In the course of a year, an old dining room and small office were turned into a child-safe play area and an outside play area was created. Toys were donated to the center and employees were trained on how to care for the children and prepare for their interaction with the seniors. During the year, 12 children entered the program, all of them children or grandchildren of Gilroy Healthcare employees – and those employees spend a little of their day with their child. A nurse is on staff in the ward at all times, and there are four certified nurse’s aids during the day and two at night.

“What makes it unique is that staff members are able to bring their children here, and they contribute for half an hour,” said Gilroy Healthcare Executive Director Jerry Hunter, who started the program after seeing its success at Los Altos Subacute and Rehabilitation Center. Both centers are owned by Covenant Care California, and they are the first two centers of what the CCC hopes is all of its 45 national locations to take on an intergenerational program.

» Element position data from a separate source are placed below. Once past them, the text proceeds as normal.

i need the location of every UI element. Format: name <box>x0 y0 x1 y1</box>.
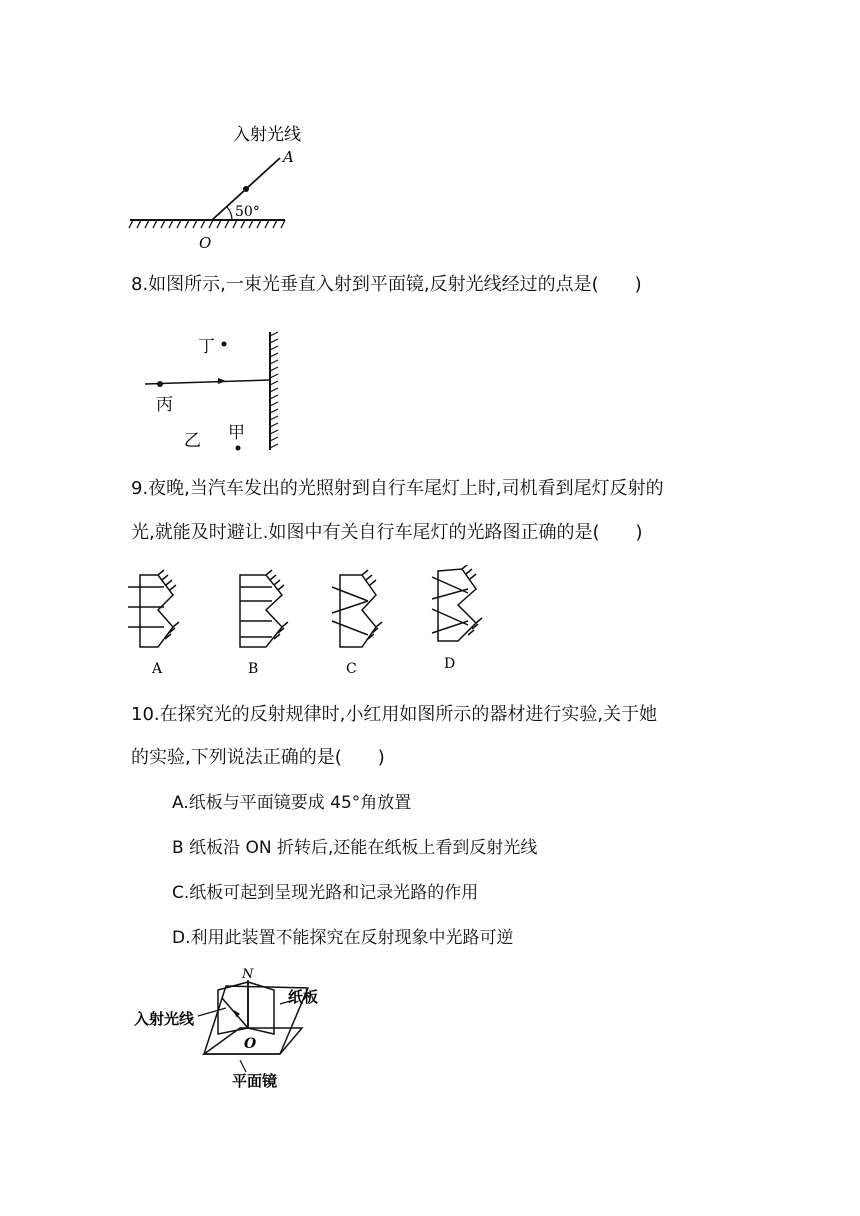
taillight-label-d: D <box>444 656 456 672</box>
taillight-label-a: A <box>152 661 163 677</box>
label-O-10: O <box>244 1036 257 1052</box>
label-mirror: 平面镜 <box>232 1072 278 1090</box>
option-c: C.纸板可起到呈现光路和记录光路的作用 <box>172 883 479 903</box>
figure-incident-ray <box>125 118 325 258</box>
label-bing: 丙 <box>156 395 173 415</box>
question-10-line2: 的实验,下列说法正确的是( ) <box>131 747 385 768</box>
question-9-line1: 9.夜晚,当汽车发出的光照射到自行车尾灯上时,司机看到尾灯反射的 <box>131 478 664 499</box>
label-ding: 丁 <box>198 337 215 357</box>
taillight-label-b: B <box>248 661 259 677</box>
question-10-line1: 10.在探究光的反射规律时,小红用如图所示的器材进行实验,关于她 <box>131 704 658 725</box>
question-8: 8.如图所示,一束光垂直入射到平面镜,反射光线经过的点是( ) <box>131 274 642 295</box>
label-O: O <box>199 234 212 252</box>
label-normal-N: N <box>242 968 254 982</box>
option-d: D.利用此装置不能探究在反射现象中光路可逆 <box>172 928 514 948</box>
question-9-line2: 光,就能及时避让.如图中有关自行车尾灯的光路图正确的是( ) <box>131 522 643 543</box>
label-incident-ray-10: 入射光线 <box>134 1010 195 1028</box>
label-A: A <box>283 148 294 166</box>
option-b: B 纸板沿 ON 折转后,还能在纸板上看到反射光线 <box>172 838 538 858</box>
figure-vertical-mirror <box>140 322 290 454</box>
label-jia: 甲 <box>228 423 245 443</box>
label-paper-board: 纸板 <box>288 988 319 1006</box>
label-yi: 乙 <box>184 431 201 451</box>
option-a: A.纸板与平面镜要成 45°角放置 <box>172 793 412 813</box>
figure-taillights <box>128 565 498 680</box>
label-incident-ray: 入射光线 <box>233 125 301 145</box>
figure-reflection-apparatus <box>130 968 330 1090</box>
label-angle: 50° <box>235 204 260 220</box>
taillight-label-c: C <box>346 661 357 677</box>
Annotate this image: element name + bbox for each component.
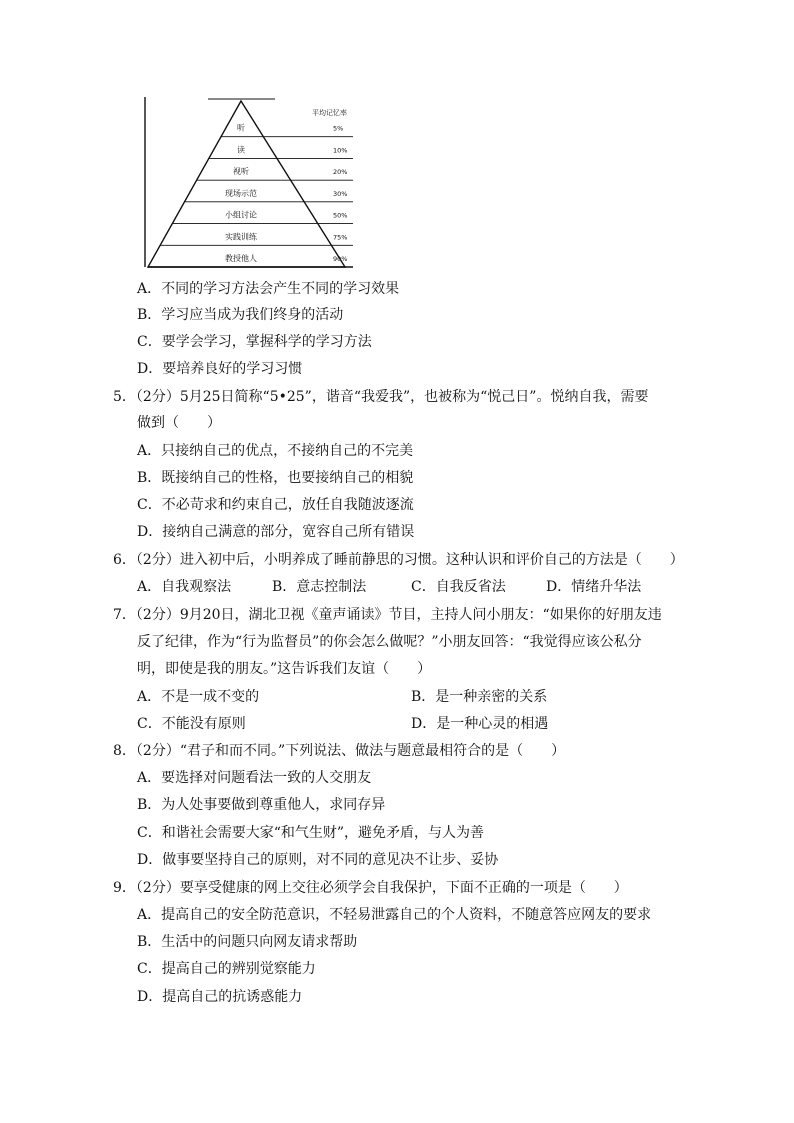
q6-option-d: D．情绪升华法 (546, 579, 642, 595)
q9-stem: 9．（2分）要享受健康的网上交往必须学会自我保护，下面不正确的一项是（ ） (113, 880, 628, 896)
tier-rate: 10% (333, 146, 348, 155)
q5-stem-line2: 做到（ ） (137, 415, 221, 431)
tier-label: 视听 (233, 167, 249, 177)
tier-rate: 75% (333, 233, 348, 242)
tier-rate: 90% (333, 255, 348, 263)
q7-option-c: C．不能没有原则 (137, 716, 246, 732)
q8-option-b: B．为人处事要做到尊重他人，求同存异 (137, 797, 386, 813)
q8-option-c: C．和谐社会需要大家“和气生财”，避免矛盾，与人为善 (137, 825, 485, 841)
q9-option-b: B．生活中的问题只向网友请求帮助 (137, 934, 358, 950)
q8-option-a: A．要选择对问题看法一致的人交朋友 (137, 770, 372, 786)
q4-option-c: C．要学会学习，掌握科学的学习方法 (137, 334, 372, 350)
q5-option-c: C．不必苛求和约束自己，放任自我随波逐流 (137, 497, 414, 513)
tier-rate: 20% (333, 168, 348, 177)
q7-option-b: B．是一种亲密的关系 (411, 689, 548, 705)
q7-option-d: D．是一种心灵的相遇 (411, 716, 549, 732)
q7-stem-line3: 明，即使是我的朋友。”这告诉我们友谊（ ） (137, 661, 432, 677)
q6-option-c: C．自我反省法 (411, 579, 506, 595)
tier-rate: 5% (333, 124, 344, 133)
q9-option-a: A．提高自己的安全防范意识，不轻易泄露自己的个人资料，不随意答应网友的要求 (137, 907, 652, 923)
pyramid-outline (148, 101, 348, 267)
q9-option-d: D．提高自己的抗诱惑能力 (137, 989, 303, 1005)
q4-option-d: D．要培养良好的学习习惯 (137, 361, 303, 377)
q8-option-d: D．做事要坚持自己的原则，对不同的意见决不让步、妥协 (137, 852, 499, 868)
tier-label: 教授他人 (225, 254, 257, 263)
q7-stem-line1: 7．（2分）9月20日，湖北卫视《童声诵读》节目，主持人问小朋友：“如果你的好朋友违 (113, 607, 662, 623)
q4-option-a: A．不同的学习方法会产生不同的学习效果 (137, 281, 400, 297)
learning-pyramid-svg (140, 95, 360, 270)
tier-rate: 50% (333, 211, 348, 220)
tier-rate: 30% (333, 189, 348, 198)
tier-label: 现场示范 (225, 188, 257, 198)
q5-stem-line1: 5．（2分）5月25日简称“5•25”，谐音“我爱我”，也被称为“悦己日”。悦纳自我，需要 (113, 389, 649, 405)
q7-option-a: A．不是一成不变的 (137, 689, 260, 705)
rate-header: 平均记忆率 (312, 109, 347, 117)
q7-stem-line2: 反了纪律，作为“行为监督员”的你会怎么做呢？”小朋友回答：“我觉得应该公私分 (137, 634, 642, 650)
q5-option-a: A．只接纳自己的优点，不接纳自己的不完美 (137, 443, 414, 459)
tier-label: 听 (237, 123, 245, 133)
tier-label: 小组讨论 (225, 210, 257, 220)
q5-option-d: D．接纳自己满意的部分，宽容自己所有错误 (137, 524, 415, 540)
q8-stem: 8．（2分）“君子和而不同。”下列说法、做法与题意最相符合的是（ ） (113, 743, 566, 759)
tier-label: 实践训练 (225, 232, 257, 242)
q6-option-a: A．自我观察法 (137, 579, 232, 595)
tier-label: 读 (237, 145, 245, 155)
q9-option-c: C．提高自己的辨别觉察能力 (137, 961, 316, 977)
q5-option-b: B．既接纳自己的性格，也要接纳自己的相貌 (137, 470, 414, 486)
q6-option-b: B．意志控制法 (272, 579, 367, 595)
learning-pyramid-figure (140, 95, 360, 270)
q4-option-b: B．学习应当成为我们终身的活动 (137, 307, 344, 323)
q6-stem: 6．（2分）进入初中后，小明养成了睡前静思的习惯。这种认识和评价自己的方法是（ ） (113, 552, 684, 568)
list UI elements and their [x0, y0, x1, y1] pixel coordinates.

Eleven parents have placed their children in the center for just $12 per month, including Patty Villarreal, the activities coordinator at the facility and mother of Alexis and Sebastian, who spend their days at the center. The parents also must spend half an hour outside of their work schedule each day to volunteer at the center by helping clean up after lunch or doing activities with the children.

“I was paying $1,000 a month for two kids, and now I pay $20,” Villarreal said. “It gives staff a peace of mind, because they know their kids are right here.”

Once the children get accustomed to their surroundings, they learn being around the older folks isn’t anything to be frightened about.

“At first they were scared, especially of the wheelchairs,” Villarreal said. “Before, they didn’t want to go into their rooms. Now it’s no problem. They have an adjustment, too.”

The children also learn valuable lessons while they spend time with the elderly, Rogers said.

“Most children at that age are not subjected to people this age,” said Rogers, whose children spent a lot of time near elderly people because her dad suffered from Parkinson’s disease and Alzheimers and spent a lot of time in convalescent homes. “The difference, from what I can see, is it teaches compassion and understanding of the elderly, tolerance and patience.”

The staff at Gilroy Healthcare has yet to see how the children will react if one of the patients at the center passes away.

“So far, it hasn’t been an issue,” Rogers said. “Kids are so desensitized anymore and they meet so many people here that they probably wouldn’t notice.”

The Alzheimer patients, who generally dislike seeing anything around them change, also surprisingly seemed open to the start of the children’s learning center. The only complaint most of the patients have is when the children go running up and down the hallway – a little too fast for the older folks. But according to Saltonstall, the youth wandering the halls of Gilroy Healthcare give the patients a feeling of youth and energy that the nurses alone can’t.

“It’s like a piece they can hang on to. They’ve lost so much of themselves,” Saltonstall said. “It’s a great program and everybody benefits from it.”